The discourse surrounding the Afula event was not the same as that relating to the concert, since two different groups of women were involved: The former involved ultra-Orthodox women outside of central Israel, the latter affected some of the strongest women in Israeli society: female singers whose voices are usually heard.
In every case relating to the exclusion of women in the periphery, most arguments tend to support the right of members of the Haredi community to live their life without interference from liberals, who speak of the right of “those women” to have a choice. And indeed, in those cases the arguments revolve around the question of whether it’s proper that “our” public funds should support gender segregation or whether Haredi society should be allowed to lead its life as it sees fit. This theoretical debate is conducted at a snail’s pace while the exclusion of women continues.
Before the fundraiser organized by Firer (a tribute to singer Shlomo Artzi that was eventually canceled), it was difficult to show that segregation of women had infiltrated the core of Israeli society.
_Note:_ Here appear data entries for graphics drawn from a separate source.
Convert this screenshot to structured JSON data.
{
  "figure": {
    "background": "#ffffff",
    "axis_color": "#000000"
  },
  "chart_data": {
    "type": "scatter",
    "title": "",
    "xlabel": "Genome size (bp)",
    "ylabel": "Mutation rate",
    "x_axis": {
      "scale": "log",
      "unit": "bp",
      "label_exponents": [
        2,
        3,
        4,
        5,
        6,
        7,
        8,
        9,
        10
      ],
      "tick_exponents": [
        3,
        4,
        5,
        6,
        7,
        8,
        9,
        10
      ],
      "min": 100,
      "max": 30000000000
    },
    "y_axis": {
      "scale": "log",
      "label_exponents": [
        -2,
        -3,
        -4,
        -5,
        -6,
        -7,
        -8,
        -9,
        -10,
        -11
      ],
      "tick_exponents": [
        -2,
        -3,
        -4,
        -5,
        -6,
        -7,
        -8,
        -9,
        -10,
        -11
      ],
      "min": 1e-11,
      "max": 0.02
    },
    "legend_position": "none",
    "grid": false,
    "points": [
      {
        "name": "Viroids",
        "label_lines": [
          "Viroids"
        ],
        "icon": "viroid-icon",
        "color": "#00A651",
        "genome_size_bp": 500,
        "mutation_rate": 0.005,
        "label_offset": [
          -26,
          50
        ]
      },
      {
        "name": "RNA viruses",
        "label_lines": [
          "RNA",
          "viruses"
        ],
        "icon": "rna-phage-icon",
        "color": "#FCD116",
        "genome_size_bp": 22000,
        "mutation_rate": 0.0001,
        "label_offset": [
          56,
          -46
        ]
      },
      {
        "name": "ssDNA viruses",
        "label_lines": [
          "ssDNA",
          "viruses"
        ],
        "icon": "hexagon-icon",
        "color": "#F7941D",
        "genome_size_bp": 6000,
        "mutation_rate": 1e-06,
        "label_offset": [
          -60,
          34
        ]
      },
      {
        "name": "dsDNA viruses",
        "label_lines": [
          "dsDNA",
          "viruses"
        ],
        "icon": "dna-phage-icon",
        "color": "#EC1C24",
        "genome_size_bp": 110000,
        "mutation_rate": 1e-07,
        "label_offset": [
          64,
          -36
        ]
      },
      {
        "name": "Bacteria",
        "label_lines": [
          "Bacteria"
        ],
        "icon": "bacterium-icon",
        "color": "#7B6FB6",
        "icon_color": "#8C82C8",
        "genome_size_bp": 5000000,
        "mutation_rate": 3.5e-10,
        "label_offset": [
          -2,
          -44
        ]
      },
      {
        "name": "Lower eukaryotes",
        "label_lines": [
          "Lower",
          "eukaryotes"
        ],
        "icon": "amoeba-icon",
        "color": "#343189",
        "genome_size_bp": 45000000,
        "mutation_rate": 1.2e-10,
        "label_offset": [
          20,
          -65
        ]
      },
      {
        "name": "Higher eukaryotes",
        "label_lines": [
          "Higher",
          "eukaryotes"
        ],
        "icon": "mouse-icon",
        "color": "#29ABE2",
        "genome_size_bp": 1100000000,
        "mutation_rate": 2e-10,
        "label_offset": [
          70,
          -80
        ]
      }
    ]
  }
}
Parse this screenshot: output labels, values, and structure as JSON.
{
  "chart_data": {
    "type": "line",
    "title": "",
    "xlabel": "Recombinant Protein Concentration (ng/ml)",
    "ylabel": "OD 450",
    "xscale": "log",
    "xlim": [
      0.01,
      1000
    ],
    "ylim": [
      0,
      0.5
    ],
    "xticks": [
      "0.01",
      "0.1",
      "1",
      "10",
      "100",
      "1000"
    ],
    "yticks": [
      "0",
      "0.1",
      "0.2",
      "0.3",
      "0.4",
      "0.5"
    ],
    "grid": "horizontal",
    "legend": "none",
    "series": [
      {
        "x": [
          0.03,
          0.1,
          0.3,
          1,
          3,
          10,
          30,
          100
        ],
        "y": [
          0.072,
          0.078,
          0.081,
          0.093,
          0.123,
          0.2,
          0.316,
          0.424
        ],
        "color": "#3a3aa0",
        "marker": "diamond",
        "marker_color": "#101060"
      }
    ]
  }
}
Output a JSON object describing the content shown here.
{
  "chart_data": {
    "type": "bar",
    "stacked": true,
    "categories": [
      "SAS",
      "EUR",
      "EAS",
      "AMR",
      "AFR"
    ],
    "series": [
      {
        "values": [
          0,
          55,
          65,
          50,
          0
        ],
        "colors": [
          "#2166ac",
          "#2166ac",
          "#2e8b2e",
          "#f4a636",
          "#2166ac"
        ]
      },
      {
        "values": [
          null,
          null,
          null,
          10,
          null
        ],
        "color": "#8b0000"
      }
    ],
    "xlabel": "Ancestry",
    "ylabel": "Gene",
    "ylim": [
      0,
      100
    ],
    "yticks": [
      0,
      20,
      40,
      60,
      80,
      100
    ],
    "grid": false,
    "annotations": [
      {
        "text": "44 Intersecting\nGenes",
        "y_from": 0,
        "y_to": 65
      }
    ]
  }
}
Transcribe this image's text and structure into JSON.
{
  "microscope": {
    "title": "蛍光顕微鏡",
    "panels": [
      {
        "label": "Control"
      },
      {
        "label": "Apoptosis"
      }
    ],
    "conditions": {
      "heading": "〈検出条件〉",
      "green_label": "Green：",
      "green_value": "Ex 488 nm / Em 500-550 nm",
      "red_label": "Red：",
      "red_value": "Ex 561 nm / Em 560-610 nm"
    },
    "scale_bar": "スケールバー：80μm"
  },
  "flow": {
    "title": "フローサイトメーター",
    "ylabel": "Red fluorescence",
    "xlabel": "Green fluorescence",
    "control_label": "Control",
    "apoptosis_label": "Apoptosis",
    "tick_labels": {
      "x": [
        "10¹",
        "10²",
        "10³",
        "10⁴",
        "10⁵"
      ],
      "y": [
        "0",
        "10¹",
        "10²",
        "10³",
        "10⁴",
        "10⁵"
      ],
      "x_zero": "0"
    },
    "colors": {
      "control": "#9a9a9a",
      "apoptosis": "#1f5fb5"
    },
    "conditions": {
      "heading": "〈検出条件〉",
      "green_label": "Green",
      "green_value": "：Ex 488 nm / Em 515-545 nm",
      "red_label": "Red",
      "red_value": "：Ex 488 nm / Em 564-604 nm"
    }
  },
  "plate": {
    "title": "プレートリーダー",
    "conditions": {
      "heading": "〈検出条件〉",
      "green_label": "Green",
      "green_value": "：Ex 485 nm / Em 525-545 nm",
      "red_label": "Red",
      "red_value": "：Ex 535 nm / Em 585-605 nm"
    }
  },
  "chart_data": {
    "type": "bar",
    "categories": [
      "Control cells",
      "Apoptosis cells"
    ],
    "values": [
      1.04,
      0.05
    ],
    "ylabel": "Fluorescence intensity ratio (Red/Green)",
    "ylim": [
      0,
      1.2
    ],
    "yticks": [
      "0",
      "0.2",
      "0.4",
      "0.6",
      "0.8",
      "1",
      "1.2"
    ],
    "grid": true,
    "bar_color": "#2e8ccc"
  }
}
Singer Shiri Maimon, who talked about the damage being done to her and her livelihood, demonstrated in her reaction that the phenomenon is here, in our own backyard, and that even powerful women are paying a price. One illustrative fact is that on one list of Israel’s top 20 singers in 2019 there are only two female performers. Maimon and others know that there are many other examples that highlight this reality, but despite that, she chose to speak out about the phenomenon from her personal perspective, as it pertains to herself.
Galit Gutman took a step further, a couple of days ago. She didn’t evade the issue at hand on the pretext that the incident involving her happened in Bnei Brak or that the lawbreaker was a Haredi man. She did not submit resignedly to dictates and was unafraid of being perceived as someone who speaks out against the ultra-Orthodox community. She sent a clear and sharp message, binding together all instances of exclusion, calling out violence against women in the public domain and citing the extreme fanaticism that she says now affects all women.
Gutman used her public standing in order to speak in the name of women in Israel, thus becoming a leader in the struggle against inequality.
One can continue denying reality and think that these are a few negligible cases that aren’t related to us — or one can remember that just this week, Israel’s ultra-Orthodox political parties issued a demand to rescind the prohibition on sex segregation and the exclusion of women in public.
This is the time to raise one’s voice. We must be united in the campaign against exclusion and use the public power we still have. We must be Galit Gutman.
Yael Miriam Sinai is a lobbyist in the Knesset on behalf of the Israel Women’s Network.